- 09/04/2021, 08:16
09/04/2021, 08:16
Fri, 09 Apr 2021 08:16:10 +0200
En ocasiones se advierten triunfalismos y espejismos económicos. Desde las esferas gubernamentales, ésas que nos están hablando de que vamos adelante, que nuestra economía este año tirará como un cohete, que los datos del paro no son tan malos, que el desastre de nuestras cuentas públicas no es tan impúdico y que España será la envidia de Europa y del mundo, con ese anuncio del Fondo Monetario Internacional (FMI) de que creceremos al 6,4%, nada más y nada menos que a la altura de los mismos Estados Unidos de Joe Biden; desde las esferas gubernamentales, decía, las cosas se ven de otro color muy distinto al que uno observa pisando la calle, donde la melancolía nos invade y la alegría anda desaparecida.
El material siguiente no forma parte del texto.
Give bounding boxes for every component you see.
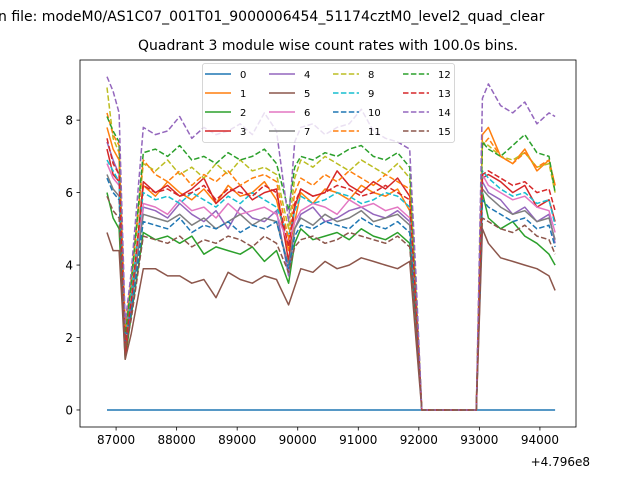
legend-label-0: 0 xyxy=(240,70,246,81)
series-line-1 xyxy=(106,126,556,411)
series-line-2 xyxy=(106,191,556,411)
y-tick-label: 6 xyxy=(65,186,73,200)
legend-label-1: 1 xyxy=(240,89,246,100)
legend-label-8: 8 xyxy=(368,70,374,81)
legend-label-15: 15 xyxy=(438,127,451,138)
y-tick-label: 0 xyxy=(65,403,73,417)
x-tick-label: 91000 xyxy=(339,433,377,447)
series-line-7 xyxy=(106,174,556,411)
series-line-12 xyxy=(106,116,556,411)
y-tick-label: 4 xyxy=(65,259,73,273)
x-tick-label: 90000 xyxy=(279,433,317,447)
series-line-4 xyxy=(106,141,556,411)
legend-label-6: 6 xyxy=(304,108,310,119)
x-tick-label: 94000 xyxy=(521,433,559,447)
figure-suptitle: n file: modeM0/AS1C07_001T01_9000006454_… xyxy=(0,9,545,25)
legend-label-4: 4 xyxy=(304,70,310,81)
axes-frame xyxy=(79,59,577,428)
legend-label-11: 11 xyxy=(368,127,381,138)
legend-label-12: 12 xyxy=(438,70,451,81)
x-tick-label: 87000 xyxy=(97,433,135,447)
series-line-6 xyxy=(106,163,556,411)
plot-area xyxy=(106,76,556,411)
legend-label-2: 2 xyxy=(240,108,246,119)
chart-title: Quadrant 3 module wise count rates with … xyxy=(138,38,518,54)
series-line-11 xyxy=(106,112,556,411)
legend-label-3: 3 xyxy=(240,127,246,138)
series-line-10 xyxy=(106,177,556,411)
x-tick-label: 92000 xyxy=(400,433,438,447)
legend-label-7: 7 xyxy=(304,127,310,138)
y-tick-label: 2 xyxy=(65,331,73,345)
legend-box xyxy=(202,63,455,143)
legend-label-13: 13 xyxy=(438,89,451,100)
x-tick-label: 93000 xyxy=(460,433,498,447)
x-tick-label: 88000 xyxy=(158,433,196,447)
series-line-5 xyxy=(106,228,556,411)
legend-label-10: 10 xyxy=(368,108,381,119)
series-line-15 xyxy=(106,195,556,411)
axes: 87000 88000 89000 90000 91000 92000 93000 94000… xyxy=(65,59,577,447)
series-line-13 xyxy=(106,138,556,411)
series-line-8 xyxy=(106,87,556,411)
legend-label-5: 5 xyxy=(304,89,310,100)
series-line-14 xyxy=(106,76,556,411)
legend-label-14: 14 xyxy=(438,108,451,119)
series-line-9 xyxy=(106,159,556,411)
legend-label-9: 9 xyxy=(368,89,374,100)
x-offset-label: +4.796e8 xyxy=(531,455,590,469)
x-tick-label: 89000 xyxy=(218,433,256,447)
y-tick-label: 8 xyxy=(65,114,73,128)
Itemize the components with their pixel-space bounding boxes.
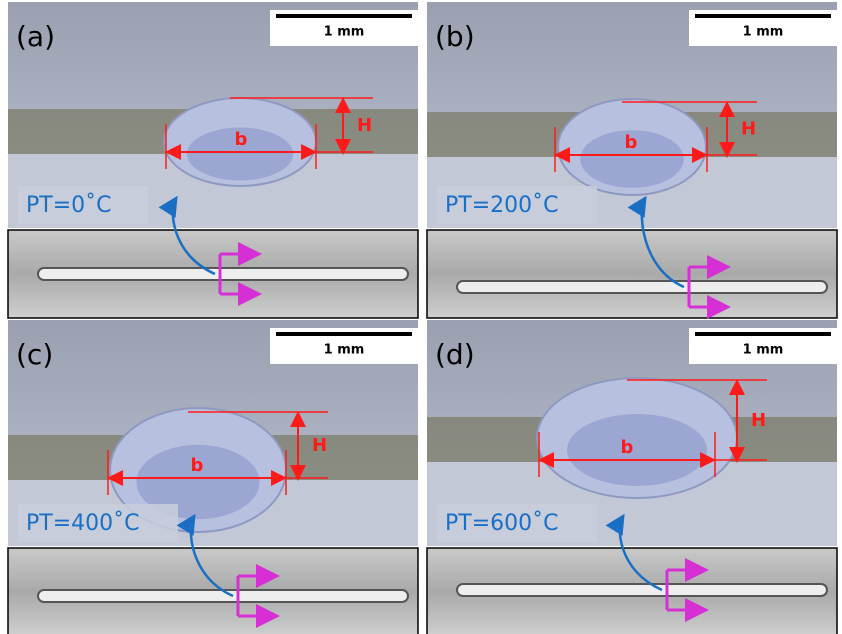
scale-label: 1 mm: [743, 25, 784, 40]
width-label: b: [621, 437, 634, 458]
width-label: b: [191, 455, 204, 476]
condition-label: PT=200˚C: [445, 193, 559, 218]
weld-track: [38, 268, 408, 280]
top-view: [427, 230, 837, 318]
panel: 1 mm (c) Hb PT=400˚C: [8, 320, 418, 634]
panel-label: (c): [16, 338, 53, 371]
panel: 1 mm (d) Hb PT=600˚C: [427, 320, 837, 634]
scale-label: 1 mm: [743, 343, 784, 358]
height-label: H: [741, 119, 756, 140]
figure: 1 mm (a) Hb PT=0˚C 1 mm (b) Hb PT=200˚C 1 mm (c) H…: [0, 0, 842, 634]
bead-core: [567, 414, 707, 486]
panel-label: (d): [435, 338, 475, 371]
panel: 1 mm (b) Hb PT=200˚C: [427, 2, 837, 318]
scale-label: 1 mm: [324, 343, 365, 358]
panel: 1 mm (a) Hb PT=0˚C: [8, 2, 418, 318]
width-label: b: [235, 129, 248, 150]
weld-track: [457, 281, 827, 293]
weld-track: [457, 584, 827, 596]
condition-label: PT=0˚C: [26, 193, 112, 218]
panel-label: (a): [16, 20, 55, 53]
panel-label: (b): [435, 20, 475, 53]
scale-label: 1 mm: [324, 25, 365, 40]
height-label: H: [312, 435, 327, 456]
condition-label: PT=600˚C: [445, 511, 559, 536]
condition-label: PT=400˚C: [26, 511, 140, 536]
height-label: H: [751, 410, 766, 431]
width-label: b: [625, 132, 638, 153]
height-label: H: [357, 115, 372, 136]
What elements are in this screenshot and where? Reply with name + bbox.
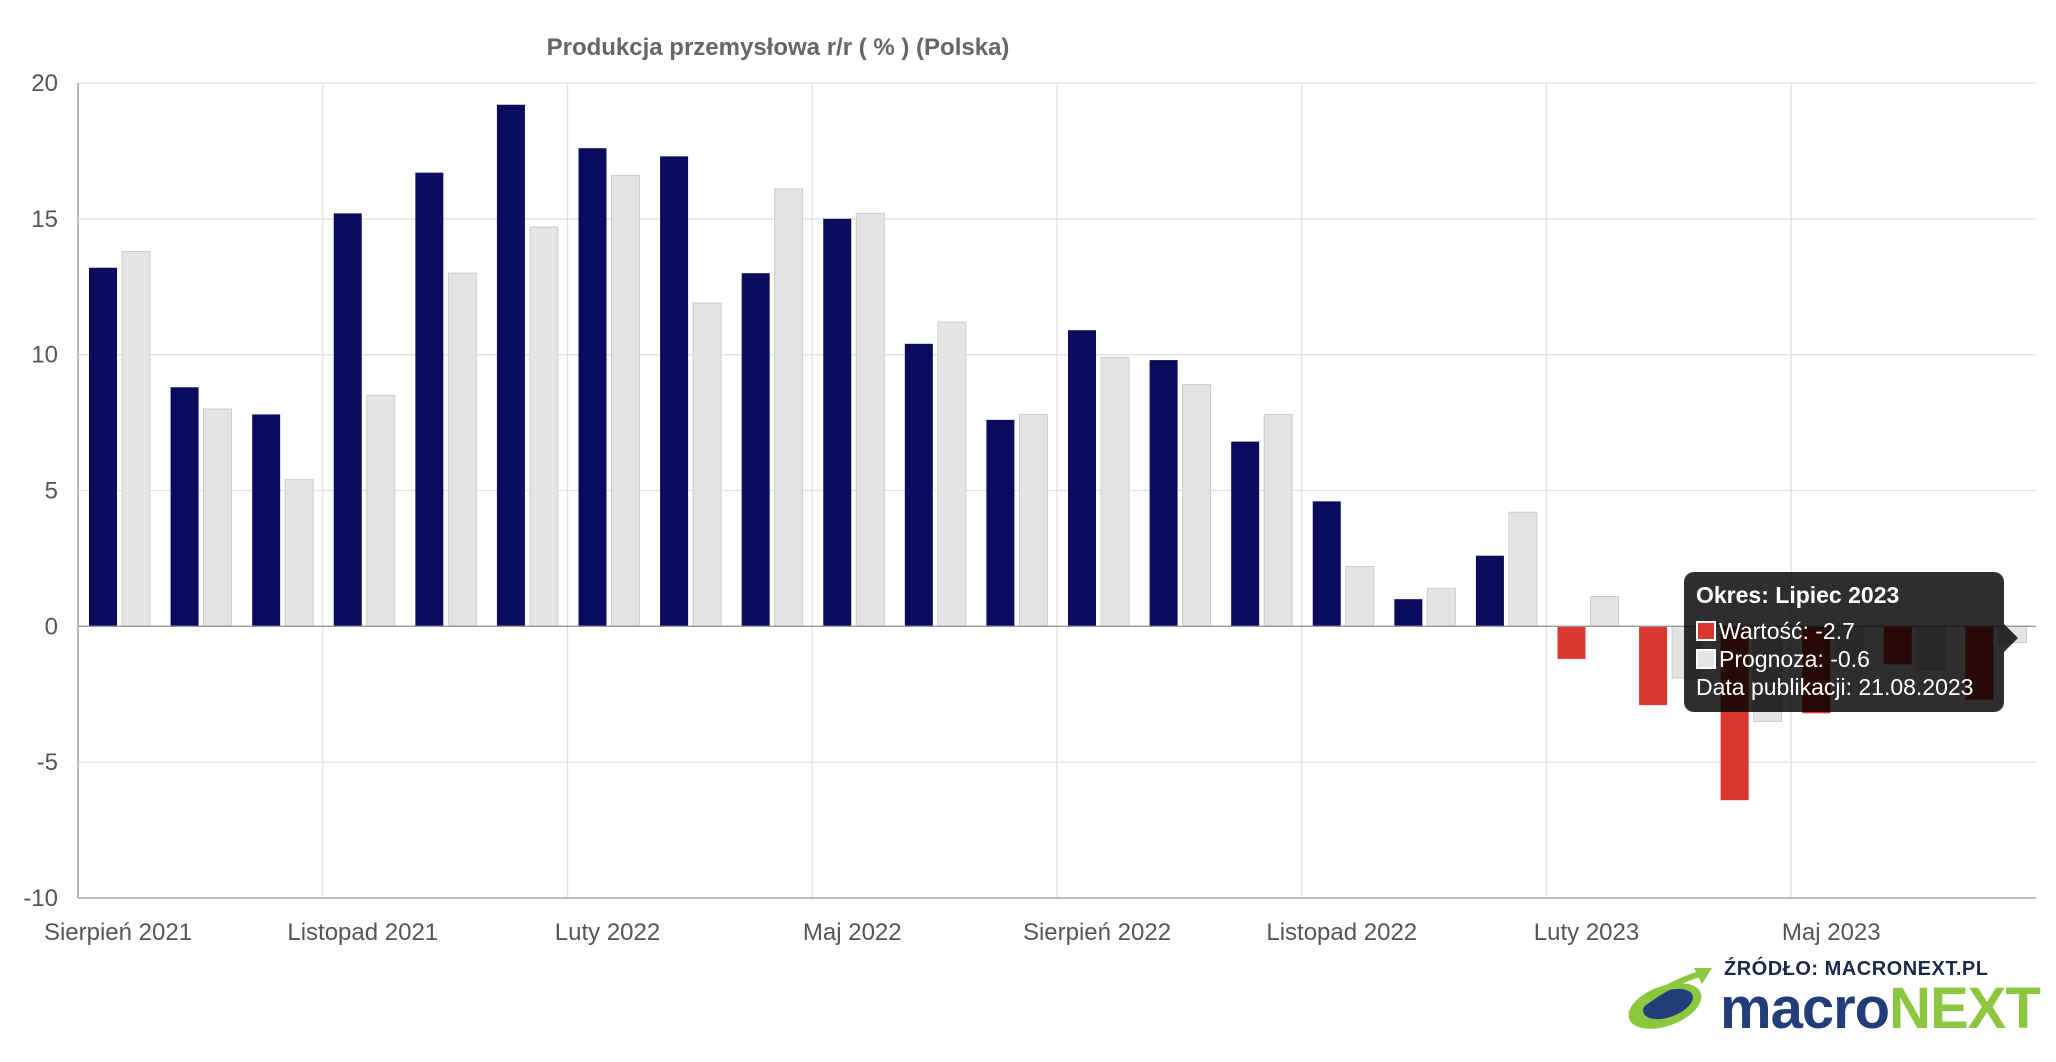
- bar-prognoza: [529, 226, 559, 627]
- bar-wartosc: [823, 218, 852, 627]
- value-swatch-icon: [1696, 621, 1716, 641]
- y-tick-label: 15: [31, 206, 58, 233]
- y-tick-label: 10: [31, 342, 58, 369]
- tooltip-title: Okres: Lipiec 2023: [1696, 582, 1900, 608]
- bar-wartosc: [1068, 330, 1096, 627]
- bar-prognoza: [1263, 413, 1293, 627]
- source-label: ŹRÓDŁO: MACRONEXT.PL: [1724, 958, 1989, 980]
- bar-wartosc: [986, 419, 1015, 627]
- x-tick-label: Maj 2023: [1782, 919, 1881, 946]
- bar-prognoza: [1345, 566, 1375, 627]
- bar-prognoza: [1508, 511, 1538, 627]
- bar-prognoza: [774, 188, 804, 627]
- bar-prognoza: [203, 408, 233, 627]
- bar-prognoza: [1018, 413, 1048, 627]
- bar-wartosc: [496, 104, 525, 627]
- source-branding: ŹRÓDŁO: MACRONEXT.PL macroNEXT: [1620, 958, 2041, 1038]
- bar-wartosc: [660, 156, 689, 627]
- bar-wartosc: [741, 273, 770, 627]
- bar-prognoza: [1182, 384, 1212, 627]
- x-tick-label: Luty 2023: [1534, 919, 1639, 946]
- tooltip-forecast: Prognoza: -0.6: [1719, 646, 1870, 672]
- tooltip-value-row: Wartość: -2.7: [1696, 617, 1992, 645]
- bar-prognoza: [937, 321, 967, 627]
- bar-prognoza: [366, 394, 396, 627]
- chart-tooltip: Okres: Lipiec 2023 Wartość: -2.7 Prognoz…: [1684, 572, 2018, 712]
- x-tick-label: Maj 2022: [803, 919, 902, 946]
- bar-wartosc: [578, 148, 607, 627]
- forecast-swatch-icon: [1696, 649, 1716, 669]
- chart-title: Produkcja przemysłowa r/r ( % ) (Polska): [547, 34, 1010, 61]
- bar-prognoza: [1590, 595, 1619, 627]
- y-tick-label: 20: [31, 70, 58, 97]
- bar-wartosc: [1149, 360, 1178, 627]
- bar-wartosc: [1557, 626, 1586, 659]
- bar-prognoza: [1100, 356, 1130, 627]
- y-tick-label: -10: [23, 885, 58, 912]
- bar-prognoza: [692, 302, 722, 627]
- bar-wartosc: [252, 414, 281, 627]
- y-tick-label: -5: [37, 749, 58, 776]
- bar-prognoza: [121, 250, 151, 627]
- bar-wartosc: [1475, 555, 1504, 627]
- x-tick-label: Luty 2022: [555, 919, 660, 946]
- bar-prognoza: [855, 212, 885, 627]
- x-tick-label: Listopad 2022: [1266, 919, 1417, 946]
- bar-prognoza: [447, 272, 477, 627]
- bar-prognoza: [1426, 587, 1456, 627]
- y-tick-label: 0: [45, 613, 58, 640]
- y-tick-label: 5: [45, 478, 58, 505]
- bar-wartosc: [1639, 626, 1668, 706]
- tooltip-value: Wartość: -2.7: [1719, 618, 1855, 644]
- logo-part-macro: macro: [1720, 976, 1890, 1041]
- x-tick-label: Sierpień 2022: [1023, 919, 1171, 946]
- x-tick-label: Listopad 2021: [287, 919, 438, 946]
- bar-prognoza: [284, 479, 314, 627]
- bar-wartosc: [1394, 599, 1423, 627]
- bar-wartosc: [89, 267, 117, 627]
- tooltip-date: Data publikacji: 21.08.2023: [1696, 674, 1974, 700]
- bar-wartosc: [415, 172, 444, 627]
- logo-part-next: NEXT: [1889, 976, 2041, 1041]
- x-tick-label: Sierpień 2021: [44, 919, 192, 946]
- bar-wartosc: [904, 343, 933, 627]
- globe-arrow-icon: [1628, 968, 1712, 1029]
- bar-wartosc: [333, 213, 362, 627]
- tooltip-date-row: Data publikacji: 21.08.2023: [1696, 673, 1992, 701]
- bar-wartosc: [1312, 501, 1341, 627]
- bar-wartosc: [170, 387, 199, 627]
- macronext-logo: macroNEXT: [1720, 980, 2041, 1038]
- axes: 20 15 10 5 0 -5 -10 Sierpień 2021 Listopad 2021 L…: [23, 70, 2036, 946]
- tooltip-forecast-row: Prognoza: -0.6: [1696, 645, 1992, 673]
- bar-wartosc: [1231, 441, 1260, 627]
- bar-prognoza: [611, 174, 640, 627]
Uno recuerda a Joaquín Sabina cantando aquello de que "vivo en el número siete, calle Melancolía. Quiero mudarme hace años al barrio de la alegría. Pero siempre que lo intento ha salido ya el tranvía. En la escalera me siento a silbar mi melodía". Son los contrastes entre la España política, la de los coches oficiales y séquitos, escoltas y alfombras palaciegas, barruntando sobre cómo repartir los famosos, aunque por el momento inexistentes fondos europeos, ajena a lo que acontece en el suelo patrio, y la España real, la que cada día se levanta al amanecer, se acuesta con preocupación al anochecer, y valora contar con un puesto de trabajo que, tal y como están las cosas, el empleo se ha convertido en un lujo pese a que a veces las condiciones no sean las mejores. Esas euforias gubernamentales, que sin duda ocultan las vivencias de la triste realidad e intentan justificar sus desastrosas decisiones y actuaciones, no coinciden en absoluto con lo que estamos viendo.